Louis XVIII put se croire là véritablement Roi, tant les Condéens l’acclamèrent. Leur foi était si ferme qu’ils s’imaginaient tenir en lui la victoire ; lui-même en fut grisé ; il prit goût à la représentation ; il montait à cheval, exercice qui lui était peu familier ; il passait ces revues dont on faisait au Directoire des gorges chaudes et où l’on voyait paraître, ricane Barras, « des régiments de quinze, de dix et même de quatre hommes. » « Sire, voilà votre régiment d’Auvergne, disait sérieusement le prince de Condé, voilà votre régiment de Champagne, votre régiment de la Couronne... Les tambours battaient aux champs, le canon tirait... » Mais la présence du Roi à l’armée gênait l’Autriche qui, comptant encore sur la victoire, ne voulait pas en partager les profits ; il reçut l’ordre de s’éloigner et dut obéir. Où s’arrêter ? Ce Bourbon errant épouvantait toutes les Cours de l’Europe, qui redoutaient, en lui donnant asile, les représailles de la République française. Seul, le duc de Brunswick consentit, par pitié, à le recevoir, sous la condition qu’il n’habiterait pas sa capitale et qu’il se logerait à l’auberge. C’est ainsi que, à la fin d’août 1796, la « Cour de France « s’installe à Blankenbourg, au pied du Harz, pays froid et brumeux, dans la chétive maison d’un épicier « dont la façade est toute en vitrages et dont les chambres sont à peine logeables. » Trois pièces : l’une devient l’appartement du Roi ; l’autre est réservée aux « gentilshommes de service » et sert en même temps de chapelle ; la troisième est « la Galerie, » à la fois salon et salle à manger. O Versailles ! Dans ce taudis Louis XVIII allait régner dix-huit mois, si c’est régner que de dire : « Mon peuple, mon sceptre, ma couronne, » et d’assurer, au moyen de correspondances incessantes, la liaison entre une nuée d’agents secrets ou se croyant tels, disséminés dans toutes les régions du « royaume de France. »

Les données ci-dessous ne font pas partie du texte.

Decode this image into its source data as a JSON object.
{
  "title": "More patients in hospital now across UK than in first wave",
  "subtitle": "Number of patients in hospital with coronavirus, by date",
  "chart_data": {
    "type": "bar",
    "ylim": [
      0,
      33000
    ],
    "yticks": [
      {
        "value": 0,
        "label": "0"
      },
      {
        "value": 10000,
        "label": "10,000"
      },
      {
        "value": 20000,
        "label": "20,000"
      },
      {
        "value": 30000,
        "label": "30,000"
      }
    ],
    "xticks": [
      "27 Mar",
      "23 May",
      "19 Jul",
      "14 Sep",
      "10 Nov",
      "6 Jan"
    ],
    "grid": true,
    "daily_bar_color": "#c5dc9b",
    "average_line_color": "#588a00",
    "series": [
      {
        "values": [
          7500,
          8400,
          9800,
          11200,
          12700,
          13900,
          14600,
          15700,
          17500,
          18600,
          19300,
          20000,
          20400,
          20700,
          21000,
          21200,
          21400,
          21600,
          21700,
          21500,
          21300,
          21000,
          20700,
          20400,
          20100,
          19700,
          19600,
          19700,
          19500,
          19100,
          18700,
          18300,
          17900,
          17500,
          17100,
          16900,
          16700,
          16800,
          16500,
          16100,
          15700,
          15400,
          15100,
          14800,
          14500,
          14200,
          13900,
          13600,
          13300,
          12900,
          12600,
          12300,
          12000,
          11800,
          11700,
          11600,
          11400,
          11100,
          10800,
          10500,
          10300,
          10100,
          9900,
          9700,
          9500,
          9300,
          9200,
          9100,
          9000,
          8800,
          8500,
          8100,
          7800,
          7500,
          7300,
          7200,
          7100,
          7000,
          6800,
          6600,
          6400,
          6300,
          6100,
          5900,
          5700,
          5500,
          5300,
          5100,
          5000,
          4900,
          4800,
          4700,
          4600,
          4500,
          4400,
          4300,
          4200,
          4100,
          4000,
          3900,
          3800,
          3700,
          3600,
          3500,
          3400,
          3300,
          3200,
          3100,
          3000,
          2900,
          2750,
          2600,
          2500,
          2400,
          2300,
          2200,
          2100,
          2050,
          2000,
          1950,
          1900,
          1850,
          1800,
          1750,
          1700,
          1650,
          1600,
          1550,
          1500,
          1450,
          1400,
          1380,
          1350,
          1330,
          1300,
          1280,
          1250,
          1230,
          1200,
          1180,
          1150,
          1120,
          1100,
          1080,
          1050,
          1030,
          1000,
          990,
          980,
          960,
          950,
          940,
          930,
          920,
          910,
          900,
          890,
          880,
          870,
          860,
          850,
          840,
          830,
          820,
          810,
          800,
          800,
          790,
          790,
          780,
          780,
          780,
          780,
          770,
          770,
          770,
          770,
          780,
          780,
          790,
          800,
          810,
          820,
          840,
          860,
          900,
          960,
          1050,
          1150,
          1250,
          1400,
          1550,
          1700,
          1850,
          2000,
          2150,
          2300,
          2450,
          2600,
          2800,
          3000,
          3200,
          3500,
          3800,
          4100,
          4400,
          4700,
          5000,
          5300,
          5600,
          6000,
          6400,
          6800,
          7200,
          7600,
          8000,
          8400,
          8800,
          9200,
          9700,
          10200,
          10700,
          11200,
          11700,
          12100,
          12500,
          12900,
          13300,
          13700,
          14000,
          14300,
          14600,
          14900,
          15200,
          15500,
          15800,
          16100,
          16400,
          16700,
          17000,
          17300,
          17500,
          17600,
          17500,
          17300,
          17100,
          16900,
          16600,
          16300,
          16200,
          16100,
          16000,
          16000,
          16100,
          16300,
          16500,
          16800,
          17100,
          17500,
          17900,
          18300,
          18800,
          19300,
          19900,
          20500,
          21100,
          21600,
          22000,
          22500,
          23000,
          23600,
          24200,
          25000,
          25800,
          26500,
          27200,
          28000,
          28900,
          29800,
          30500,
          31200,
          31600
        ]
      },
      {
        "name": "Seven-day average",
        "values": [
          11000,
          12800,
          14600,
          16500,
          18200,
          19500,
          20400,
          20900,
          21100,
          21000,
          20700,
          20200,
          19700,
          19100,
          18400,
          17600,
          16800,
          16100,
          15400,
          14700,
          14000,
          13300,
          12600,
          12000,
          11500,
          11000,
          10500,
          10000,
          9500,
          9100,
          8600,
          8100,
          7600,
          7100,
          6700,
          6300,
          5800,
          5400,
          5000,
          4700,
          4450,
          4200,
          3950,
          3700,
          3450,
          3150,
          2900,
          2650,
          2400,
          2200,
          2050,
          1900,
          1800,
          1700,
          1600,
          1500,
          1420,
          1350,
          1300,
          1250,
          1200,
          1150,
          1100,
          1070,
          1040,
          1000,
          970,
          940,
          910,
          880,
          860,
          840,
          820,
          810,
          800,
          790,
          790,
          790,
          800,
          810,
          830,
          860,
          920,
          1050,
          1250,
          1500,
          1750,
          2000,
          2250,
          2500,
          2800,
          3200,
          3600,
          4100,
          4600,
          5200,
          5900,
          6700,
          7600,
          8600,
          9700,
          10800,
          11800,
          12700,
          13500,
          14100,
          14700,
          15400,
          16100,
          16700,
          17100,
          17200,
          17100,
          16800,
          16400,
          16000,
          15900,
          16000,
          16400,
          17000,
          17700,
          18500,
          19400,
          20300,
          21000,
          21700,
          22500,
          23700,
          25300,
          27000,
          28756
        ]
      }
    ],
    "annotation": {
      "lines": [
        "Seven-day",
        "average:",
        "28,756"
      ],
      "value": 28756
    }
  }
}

Dès avant la chute de Robespierre, le Roi avait à Paris un émissaire, un espion pour mieux dire, chargé de surveiller et d’activer les progrès de l’esprit public. C’était Lemaitre, désigné dans la correspondance sous les noms de Letraine, Boissy, le Juif, et sous bien d’autres encore. Lemaitre était né conspirateur : la trigauderie, le mystère, les caches, les dangers, les poursuites, les travestissements lui étaient aussi indispensables qu’à tout autre l’air et le pain. On le voit, ou on croit le voir, parmi les émigrés, à Bâle, en 1794 ; il avait dû se signaler, au temps de la Terreur, comme un habile homme et rendre à la cause royale d’éminents services, qui n’ont pas été révélés, puisque, dès Thermidor, en dépit d’antécédents peu recommandables, Louis XVIII l’élisait son représentant à Paris et lui confiait la direction de sa plus importante agence. Il faut croire que Lemaitre ne prit pas la chose très au sérieux ; même après la défaite de l’insurrection des sections, au 13 vendémiaire, il n’eut pas la précaution de se confiner chez lui ; il fut « cueilli » par un inspecteur de police, au café de Valois, où il venait tranquillement lire les journaux et prendre sa demi-tasse ; on trouva dans la cuisine de son logement, rue Sainte-Croix-de-la-Bretonnerie, à peine dissimulée, mais très bien classée, toute la correspondance de l’agence royale, et Lemaitre, traduit devant une commission militaire, fut guillotiné en place de Grève. Comme il était l’une des très rares victimes de la répression conventionnelle, on estima généralement que ce conspirateur obstiné savait trop de choses ; « chacun souhaitait qu’il disparût pour qu’il n’eût personne à faire rougir ou périr. »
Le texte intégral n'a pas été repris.